Non-weird can be an expensive constraint, fruitful to relax if going beyond a minimalism setup. A baseball hat can barnacle quite a bit before people find it remarkable... at least around Boston. For instance, for head tracking, an Intel RealSense, or a hat fisheye camera and tennis ball on the table, or an optical marker on a hat chopstick, can be simpler, easier, lower power, and less expensive, than invoking "and it has to look non-weird". With current tech, that's almost as challenging as "and it has to be a product".

> as these AR glasses continue to improve and Linux continues to be flexible and awesome.

I suggest Nreal (now Xreal) made a bad call here.

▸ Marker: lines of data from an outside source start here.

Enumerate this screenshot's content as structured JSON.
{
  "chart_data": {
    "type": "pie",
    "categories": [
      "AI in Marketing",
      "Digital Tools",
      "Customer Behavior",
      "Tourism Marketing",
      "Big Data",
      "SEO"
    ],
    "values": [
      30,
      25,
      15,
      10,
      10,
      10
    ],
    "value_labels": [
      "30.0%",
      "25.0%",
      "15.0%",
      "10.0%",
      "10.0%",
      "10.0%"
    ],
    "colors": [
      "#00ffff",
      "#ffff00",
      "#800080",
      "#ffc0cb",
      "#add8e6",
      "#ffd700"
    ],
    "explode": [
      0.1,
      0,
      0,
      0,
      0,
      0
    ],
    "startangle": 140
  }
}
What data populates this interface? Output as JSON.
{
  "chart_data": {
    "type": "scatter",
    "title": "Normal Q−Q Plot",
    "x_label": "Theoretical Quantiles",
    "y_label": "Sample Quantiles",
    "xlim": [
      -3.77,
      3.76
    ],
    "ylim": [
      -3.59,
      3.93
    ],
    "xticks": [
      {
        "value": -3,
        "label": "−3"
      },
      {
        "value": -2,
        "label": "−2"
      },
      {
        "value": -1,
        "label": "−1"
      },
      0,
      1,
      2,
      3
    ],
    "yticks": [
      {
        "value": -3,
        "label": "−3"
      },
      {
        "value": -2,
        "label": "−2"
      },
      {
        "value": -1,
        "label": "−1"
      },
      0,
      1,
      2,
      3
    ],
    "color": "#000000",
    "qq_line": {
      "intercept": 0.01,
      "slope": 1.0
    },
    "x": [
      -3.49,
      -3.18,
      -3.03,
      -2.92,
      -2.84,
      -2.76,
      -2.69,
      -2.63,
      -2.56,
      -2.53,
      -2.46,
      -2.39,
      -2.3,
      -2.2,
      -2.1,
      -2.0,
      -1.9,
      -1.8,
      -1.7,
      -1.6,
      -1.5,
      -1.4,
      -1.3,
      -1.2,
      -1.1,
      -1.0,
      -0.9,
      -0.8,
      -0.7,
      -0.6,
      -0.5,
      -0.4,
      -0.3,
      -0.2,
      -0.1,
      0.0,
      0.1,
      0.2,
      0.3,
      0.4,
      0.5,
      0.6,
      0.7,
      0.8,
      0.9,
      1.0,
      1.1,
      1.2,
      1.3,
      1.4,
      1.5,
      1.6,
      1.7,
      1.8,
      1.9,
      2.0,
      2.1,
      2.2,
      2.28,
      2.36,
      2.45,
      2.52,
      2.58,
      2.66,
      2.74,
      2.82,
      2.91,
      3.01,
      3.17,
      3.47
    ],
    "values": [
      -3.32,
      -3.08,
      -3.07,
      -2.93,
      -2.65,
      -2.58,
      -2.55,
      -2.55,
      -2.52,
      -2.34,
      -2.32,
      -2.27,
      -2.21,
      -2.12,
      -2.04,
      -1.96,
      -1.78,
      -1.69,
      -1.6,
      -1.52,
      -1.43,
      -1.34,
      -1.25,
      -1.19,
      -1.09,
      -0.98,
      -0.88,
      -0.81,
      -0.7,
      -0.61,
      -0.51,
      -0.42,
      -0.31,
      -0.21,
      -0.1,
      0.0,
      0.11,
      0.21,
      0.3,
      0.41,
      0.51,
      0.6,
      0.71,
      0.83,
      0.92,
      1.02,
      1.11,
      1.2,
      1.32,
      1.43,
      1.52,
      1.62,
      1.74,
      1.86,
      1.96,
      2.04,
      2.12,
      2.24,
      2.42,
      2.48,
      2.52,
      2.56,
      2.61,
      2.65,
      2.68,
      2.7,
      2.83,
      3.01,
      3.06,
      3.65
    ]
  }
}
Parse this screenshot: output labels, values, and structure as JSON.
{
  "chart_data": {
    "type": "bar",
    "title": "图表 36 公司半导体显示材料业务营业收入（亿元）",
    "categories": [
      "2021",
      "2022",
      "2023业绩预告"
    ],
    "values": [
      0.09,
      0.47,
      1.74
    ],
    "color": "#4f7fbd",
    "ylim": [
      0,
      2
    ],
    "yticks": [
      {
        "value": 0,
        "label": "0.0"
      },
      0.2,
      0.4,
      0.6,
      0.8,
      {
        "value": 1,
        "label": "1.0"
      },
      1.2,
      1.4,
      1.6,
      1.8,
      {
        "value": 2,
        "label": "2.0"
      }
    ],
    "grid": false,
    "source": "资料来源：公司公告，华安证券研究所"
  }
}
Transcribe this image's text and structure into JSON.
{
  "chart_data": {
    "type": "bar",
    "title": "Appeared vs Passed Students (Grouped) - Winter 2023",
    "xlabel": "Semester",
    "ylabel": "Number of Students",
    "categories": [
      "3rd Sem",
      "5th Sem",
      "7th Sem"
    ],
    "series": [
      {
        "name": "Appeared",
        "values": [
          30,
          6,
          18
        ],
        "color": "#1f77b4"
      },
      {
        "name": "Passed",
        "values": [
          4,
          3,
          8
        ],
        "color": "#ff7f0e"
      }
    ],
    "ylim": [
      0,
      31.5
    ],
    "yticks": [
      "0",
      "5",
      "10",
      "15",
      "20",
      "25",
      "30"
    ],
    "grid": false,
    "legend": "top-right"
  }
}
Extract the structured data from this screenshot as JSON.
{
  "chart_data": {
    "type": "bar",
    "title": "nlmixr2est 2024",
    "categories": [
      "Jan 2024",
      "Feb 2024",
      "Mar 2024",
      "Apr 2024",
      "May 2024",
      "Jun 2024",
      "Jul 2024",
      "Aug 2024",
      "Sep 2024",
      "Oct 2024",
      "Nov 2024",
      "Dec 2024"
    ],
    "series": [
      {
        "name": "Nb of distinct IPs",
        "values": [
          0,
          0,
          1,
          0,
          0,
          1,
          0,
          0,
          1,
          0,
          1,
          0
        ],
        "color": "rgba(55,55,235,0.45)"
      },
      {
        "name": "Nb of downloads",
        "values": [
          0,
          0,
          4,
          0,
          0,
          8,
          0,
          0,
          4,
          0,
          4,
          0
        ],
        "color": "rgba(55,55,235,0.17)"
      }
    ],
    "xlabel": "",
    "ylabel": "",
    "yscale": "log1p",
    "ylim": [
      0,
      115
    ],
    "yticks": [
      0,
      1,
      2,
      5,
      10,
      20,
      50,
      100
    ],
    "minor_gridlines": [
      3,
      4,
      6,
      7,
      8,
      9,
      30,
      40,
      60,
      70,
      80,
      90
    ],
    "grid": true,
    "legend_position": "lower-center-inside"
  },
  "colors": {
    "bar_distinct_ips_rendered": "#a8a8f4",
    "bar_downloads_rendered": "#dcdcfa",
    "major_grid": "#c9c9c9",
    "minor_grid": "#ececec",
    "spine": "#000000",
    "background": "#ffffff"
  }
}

They developed internally on Ubuntu, but chose to shut out linux. (Caveat: I've not followed in a few years, maybe that's changed.) Unicorn dreams and race to mass market - maybe the right call if everyone started watching media on phones with glasses. But it could have been an inexpensive risk mitigation, and a worthwhile investment once market fit was clearly a long haul. Is there some doc which lays out alternatives for a company who thinks they have a crown-jewel binary blob, to allow the community to wrap it for linux consumption, with minimal "we just throw a blob over the wall - we don't support linuxes" cost? It's been a lot of years that something like TFA has been possible, during which a lot of developers could have been exploring for viable market niches. Instead of... not.